Norwegian murderer Anders Behring Breivik has applied for parole after serving just 13 years behind bars. He commited a mass murder and gunned down teenagers in a frightening attack in 2011
A neo-Nazi who killed 77 people in a horrific terror attack has applied for parole.
Anders Behring Breivik, from Norway, committed the country’s worst peacetime atrocity in 2011. The anti-Muslim carried out the mass murder in July of that year. He ruthlessly killed eight with a car bomb in Oslo and then shot 69 people to death at a Labour Party youth camp in Utoeya island.
Most of the victims from the second attack were teenagers. Shortly after the attack, he recalled the moment when his frightened victims sought cover. “Some of them are completely paralysed. They cannot run. They stand totally still. This is something they never show on TV,” Breivik said at the time.
“And there were two persons who were curled up and I think I ran out of ammunition and they knew that but they just stood there, paralysed.

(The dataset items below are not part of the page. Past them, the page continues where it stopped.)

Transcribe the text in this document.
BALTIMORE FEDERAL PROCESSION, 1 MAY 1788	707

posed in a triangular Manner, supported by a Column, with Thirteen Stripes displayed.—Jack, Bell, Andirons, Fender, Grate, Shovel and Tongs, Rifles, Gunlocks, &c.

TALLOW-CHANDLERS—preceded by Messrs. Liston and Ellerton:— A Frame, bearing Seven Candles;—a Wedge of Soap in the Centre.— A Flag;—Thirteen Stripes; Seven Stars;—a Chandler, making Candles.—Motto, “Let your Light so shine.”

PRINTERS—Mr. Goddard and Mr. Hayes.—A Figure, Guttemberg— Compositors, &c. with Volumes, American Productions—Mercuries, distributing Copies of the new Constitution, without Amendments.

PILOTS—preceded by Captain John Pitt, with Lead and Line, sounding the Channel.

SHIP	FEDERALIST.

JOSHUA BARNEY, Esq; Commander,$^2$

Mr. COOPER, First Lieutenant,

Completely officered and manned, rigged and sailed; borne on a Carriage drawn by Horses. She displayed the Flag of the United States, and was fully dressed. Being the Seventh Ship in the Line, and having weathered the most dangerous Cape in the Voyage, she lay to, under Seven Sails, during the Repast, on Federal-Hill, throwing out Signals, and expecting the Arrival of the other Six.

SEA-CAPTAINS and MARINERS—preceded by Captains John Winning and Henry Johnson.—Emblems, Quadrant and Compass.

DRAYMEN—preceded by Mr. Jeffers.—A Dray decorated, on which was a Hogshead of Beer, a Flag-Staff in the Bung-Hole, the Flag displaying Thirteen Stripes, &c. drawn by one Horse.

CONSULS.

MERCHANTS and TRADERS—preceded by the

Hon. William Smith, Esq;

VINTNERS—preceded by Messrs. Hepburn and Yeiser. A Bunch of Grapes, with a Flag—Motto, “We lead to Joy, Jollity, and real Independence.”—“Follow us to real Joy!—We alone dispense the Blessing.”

They were screaming, begging for their lives.” After spending just 13 years behind bars, he is applying for parole. On Tuesday, he will plead his case during the hearing at the high-security prison where he is held.
He first became eligible to seek parole after serving the first ten years of his term. However, he was rejected in 2022 after failing to convince the judge he is no longer dangerous. At the time the district court said: “The risk of violence is real and significant and equal to what it was when (Breivik) was first sentenced.”
In a letter to the court, Andreas Hjetland, a government attorney, wrote that Breivik had so far shown himself to be unreceptive to rehabilitative work and it was “therefore difficult to imagine which major reliefs in terms of sentencing are possible and justifiable.” The court said Breivik could not be taken for his word. “His stated assurances and word of honour have little value even if he were to mean what he says at the time he says it,” the judges wrote.
Earlier this year, Breivik – Norway’s worst peacetime killer – claimed his solitary confinement since being imprisoned in 2012 amounts to inhumane treatment under the European Convention of Human Rights. But Norway’s treatment of prisoners is much more favourable than many other countries.
The mass murderer is held in a two-story complex with a kitchen, dining room and TV room with an Xbox, several armchairs and black and white pictures of the Eiffel Tower on the wall. He also has a fitness room with weights, a treadmill and a rowing machine, while three parakeets fly around the complex.